Between April 2013 and July 2019, gold mostly drifted in a range. Then came the breakout to fresh highs in August 2020. After that surge, the metal consolidated again, eventually bottoming in October 2022. From there, the rally picked up steam, and it’s carried us all the way to where we are now.

Looking at the bigger picture, I see a pretty clear cup-and-handle pattern unfolding:
  • The left side of the cup formed between August 2011 and late 2015 or early 2016.
  • The right side ran from early 2016 through July 2020.
  • The handle was the decline from mid-2020 into late 2022.
The breakout began in January 2024.

Back in late 2015, gold bottomed around $1,045 an ounce. Today, we’re up around $3,336, which is an extraordinary run by any measure.

For anyone wondering whether the moves in precious metals equities can match or even exceed the metal itself, consider this. GDXJ, the junior gold miner ETF, traded as low as $17.66 in early 2016. As of now, it’s sitting around $68.44, which is a gain of roughly 287 percent from those lows. Hecla Mining (HL), a well-known silver producer, bottomed near $1.58 back in 2015. It eventually ran all the way to $9.06 at the highs in 2021 before pulling back to around $6.07 today. Moves like these are a good reminder of how powerful the swings can be in this sector, both up and down.

While I’m still a long-term bull on gold, I think the near-term setup looks due for a correction. This latest move higher has been so aggressive that a pullback wouldn’t surprise me at all. Add to that the fact that now, as opposed to before, every one is a monetary policy expert and hot on the trail of the "fiscal insanity" going on in Washington etc. I'm seeing countless mainstream articles discussing how central banks have been on a buying spree, governments are in shaky fiscal positions, etc. It's just too good to be true. I keep hearing Stanley Kroll's references to how the news follows the price in my head and is often late to the funeral.
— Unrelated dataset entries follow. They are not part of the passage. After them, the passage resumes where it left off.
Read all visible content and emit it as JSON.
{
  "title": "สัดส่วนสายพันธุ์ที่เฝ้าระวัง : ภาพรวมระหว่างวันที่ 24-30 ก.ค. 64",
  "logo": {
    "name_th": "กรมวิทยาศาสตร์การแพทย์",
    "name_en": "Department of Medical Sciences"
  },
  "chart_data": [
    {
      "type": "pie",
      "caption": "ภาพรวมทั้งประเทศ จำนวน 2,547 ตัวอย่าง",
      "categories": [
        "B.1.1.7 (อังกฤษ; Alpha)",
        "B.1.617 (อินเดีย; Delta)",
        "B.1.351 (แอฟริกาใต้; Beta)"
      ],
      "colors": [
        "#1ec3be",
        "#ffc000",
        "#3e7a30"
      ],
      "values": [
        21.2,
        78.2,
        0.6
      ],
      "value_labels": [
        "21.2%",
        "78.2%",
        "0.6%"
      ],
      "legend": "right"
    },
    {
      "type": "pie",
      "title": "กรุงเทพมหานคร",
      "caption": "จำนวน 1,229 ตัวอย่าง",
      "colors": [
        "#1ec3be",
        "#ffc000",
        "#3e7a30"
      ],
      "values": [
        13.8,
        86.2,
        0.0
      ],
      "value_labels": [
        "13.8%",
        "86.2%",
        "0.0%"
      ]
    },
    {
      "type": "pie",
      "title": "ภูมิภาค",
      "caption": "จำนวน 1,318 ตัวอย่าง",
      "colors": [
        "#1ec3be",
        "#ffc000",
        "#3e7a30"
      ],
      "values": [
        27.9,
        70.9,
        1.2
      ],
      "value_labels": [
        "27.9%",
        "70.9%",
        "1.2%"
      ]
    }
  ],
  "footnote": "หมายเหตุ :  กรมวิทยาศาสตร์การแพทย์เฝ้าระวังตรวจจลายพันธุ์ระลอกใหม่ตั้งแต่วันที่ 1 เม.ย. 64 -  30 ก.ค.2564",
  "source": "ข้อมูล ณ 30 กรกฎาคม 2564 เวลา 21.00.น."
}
A few things stand out to me:
  • Price is stretched well above the 50-day moving average, which is sitting near $2,875.
  • The 200-day moving average is way down around $2,173.
  • A regression trend shows gold pressing into the upper band, suggesting momentum is pretty extended.
If we do get a retracement, I’m watching two key Fibonacci levels, measured from the September 2023 lows to recent highs:
  • The 38.2% retracement sits near $2,750.
  • The 50% retracement comes in around $2,575.
I expect these areas could attract quite a bit of buying interest. If price starts dropping into that range, traders who were betting against gold will likely take profits, and long-term buyers could start stepping back in.

For the next 9 to 12 months, I’m thinking the bears should gain control, leading to a 20 to 25 percent correction off the highs. If gold were to pull all the way back to the 200-day moving average, that would be closer to a 35 percent drawdown.

Personally, I’m carrying some short exposure here. For my long-term positions, especially in miners or ETFs I may not want to liquidate for tax reasons, so with the right ones I’m holding steady and planning to add selectively if we see deeper retracements.

Stay sharp out there.

Disclaimer:
Nothing in this post is financial advice, trading advice, or any other kind of professional advice. I am not a financial advisor, certified analyst, or mystical oracle. I am just a regular person who trades for personal amusement and occasionally talks to my computer screen. If you take trading cues from someone who works in the car business and posts charts on the internet, you might want to reflect on your life choices and consider consulting an actual licensed professional before risking any money. Investing involves risk, including the risk of losing your entire investment and then some, plus your sanity. Always do your own research, use your own brain, and don’t blame me if your account balance ends up looking like a deflated balloon.

Stay rational and trade responsibly.